Had he followed me in here?
I had only a split second to consider the question, because it turned out that my job interview had just gone up in flames. Cranky Beige Woman was now glaring at me. “That’s enough. Bonnie, I only took this interview with you because your grades were so good. But now that I’ve seen you, I have a few guesses why that might have been. It certainly was not because you are professional, or mature, or pleasant to be around, because you are none of those things.”
She made a small huffing sound, then stood, picked up her folder, and left.
That was it?
I’d bombed my only interview because some hulking dude kept ramming into me? That was so not fair. I felt tears starting in my eyes, and I looked up at the ceiling to hold them back. Not that there was any purpose to trying to look good now. I was sitting at a table by myself, wishing I had enough in my bank account for a large mocha that would warm me up. My toes were so cold that I wasn’t even sure they were still there.
A few choice swear words popped into my brain. If I was the kind of person who could get a job like this, I probably wouldn’t be a person who knew those words. As it was, I was trying hard to pick between muttering them to release some tension, or just standing up and shouting them while I banged my fist into the table.

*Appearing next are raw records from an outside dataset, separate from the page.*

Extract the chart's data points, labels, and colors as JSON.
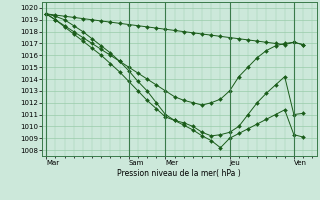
{
  "background_color": "#cce8da",
  "grid_color": "#99ccaa",
  "line_color": "#1a5c1a",
  "marker": "D",
  "marker_size": 2.0,
  "xlabel_text": "Pression niveau de la mer( hPa )",
  "ylim": [
    1007.5,
    1020.5
  ],
  "yticks": [
    1008,
    1009,
    1010,
    1011,
    1012,
    1013,
    1014,
    1015,
    1016,
    1017,
    1018,
    1019,
    1020
  ],
  "x_day_labels": [
    "Mar",
    "Sam",
    "Mer",
    "Jeu",
    "Ven"
  ],
  "x_day_positions": [
    0,
    9,
    13,
    20,
    27
  ],
  "x_minor_positions": [
    0,
    1,
    2,
    3,
    4,
    5,
    6,
    7,
    8,
    9,
    10,
    11,
    12,
    13,
    14,
    15,
    16,
    17,
    18,
    19,
    20,
    21,
    22,
    23,
    24,
    25,
    26,
    27,
    28,
    29
  ],
  "xlim": [
    -0.5,
    29.5
  ],
  "lines": [
    {
      "x": [
        0,
        1,
        2,
        3,
        4,
        5,
        6,
        7,
        8,
        9,
        10,
        11,
        12,
        13,
        14,
        15,
        16,
        17,
        18,
        19,
        20,
        21,
        22,
        23,
        24,
        25,
        26,
        27,
        28
      ],
      "y": [
        1019.5,
        1019.4,
        1019.3,
        1019.2,
        1019.1,
        1019.0,
        1018.9,
        1018.8,
        1018.7,
        1018.6,
        1018.5,
        1018.4,
        1018.3,
        1018.2,
        1018.1,
        1018.0,
        1017.9,
        1017.8,
        1017.7,
        1017.6,
        1017.5,
        1017.4,
        1017.3,
        1017.2,
        1017.1,
        1017.0,
        1016.9,
        1017.1,
        1016.9
      ]
    },
    {
      "x": [
        0,
        1,
        2,
        3,
        4,
        5,
        6,
        7,
        8,
        9,
        10,
        11,
        12,
        13,
        14,
        15,
        16,
        17,
        18,
        19,
        20,
        21,
        22,
        23,
        24,
        25,
        26,
        27,
        28
      ],
      "y": [
        1019.5,
        1019.0,
        1018.5,
        1018.0,
        1017.5,
        1017.0,
        1016.5,
        1016.0,
        1015.5,
        1015.0,
        1014.5,
        1014.0,
        1013.5,
        1013.0,
        1012.5,
        1012.2,
        1012.0,
        1011.8,
        1012.0,
        1012.3,
        1013.0,
        1014.2,
        1015.0,
        1015.8,
        1016.4,
        1016.8,
        1017.0,
        1017.1,
        1016.9
      ]
    },
    {
      "x": [
        0,
        1,
        2,
        3,
        4,
        5,
        6,
        7,
        8,
        9,
        10,
        11,
        12,
        13,
        14,
        15,
        16,
        17,
        18,
        19,
        20,
        21,
        22,
        23,
        24,
        25,
        26,
        27,
        28
      ],
      "y": [
        1019.5,
        1019.0,
        1018.4,
        1017.8,
        1017.2,
        1016.6,
        1016.0,
        1015.3,
        1014.6,
        1013.8,
        1013.0,
        1012.2,
        1011.5,
        1010.8,
        1010.5,
        1010.3,
        1010.0,
        1009.5,
        1009.2,
        1009.3,
        1009.5,
        1010.0,
        1011.0,
        1012.0,
        1012.8,
        1013.5,
        1014.2,
        1011.0,
        1011.1
      ]
    },
    {
      "x": [
        0,
        1,
        2,
        3,
        4,
        5,
        6,
        7,
        8,
        9,
        10,
        11,
        12,
        13,
        14,
        15,
        16,
        17,
        18,
        19,
        20,
        21,
        22,
        23,
        24,
        25,
        26,
        27,
        28
      ],
      "y": [
        1019.5,
        1019.3,
        1019.0,
        1018.5,
        1018.0,
        1017.4,
        1016.8,
        1016.2,
        1015.5,
        1014.7,
        1013.8,
        1013.0,
        1012.0,
        1011.0,
        1010.5,
        1010.1,
        1009.7,
        1009.2,
        1008.8,
        1008.2,
        1009.0,
        1009.4,
        1009.8,
        1010.2,
        1010.6,
        1011.0,
        1011.4,
        1009.3,
        1009.1
      ]
    }
  ]
}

Gran had put me into therapy several times, starting when I was about thirteen. I was so mad about my brother moving out that my counselor said she wasn’t even sure I’d finish high school. Well, the joke was on her, since I’d just finished college. And on my ne’er do well drug addict brother, who still only called me when he needed money.
Since I didn’t have any money, he didn’t call.
And ever since she’d succumbed to cancer, neither did Gran.
It took everything I had for me to calm myself. Long, low breaths. My heart rate subsided. I reached for the charm on my necklace, holding it as I whispered. “I miss you, Gran.”
She didn’t answer, but I was used to that now.
I’d been on my own for four years of college, and that was just fine with me.
As I left Angie’s Amazing Coffee, I averted my eyes from the glass case of pastries. I could make those myself, just as soon as I had any money for fancy ingredients. For now, I only wanted to get home and cry into my pillow.
But just outside the door, as I shivered at the wintry evening, I encountered something that stopped me in my tracks.
It was the same man who had already run into me twice. He’d probably stalked me into the coffee shop, and then he’d targeted me again. And now? He was standing there, pretending to be on the phone, while he waited for me.
I felt my face freeze into a mask of anger.
“Who the hell do you think you are?” I shouted at him. This was a public place. He couldn’t grab me and run off with me here.
Judging by the expression on his face, he was thinking about it. I knew how I looked. I was well aware that guys ran their eyes over my curves every time I got on a city bus, how they practically lost their minds wanting to get into my pants. But that didn’t make it ok.
I was going to shout at this particular man, with all the force of my anger at every one of them. I stepped forward, ignoring the annoyed glances from the other people passing in and out of the coffee shop.
“I said, what the hell is wrong with you?” All my fury at the day went into my words. It felt great.
Until he looked at me with eyes that glowed red in the dim Seattle evening.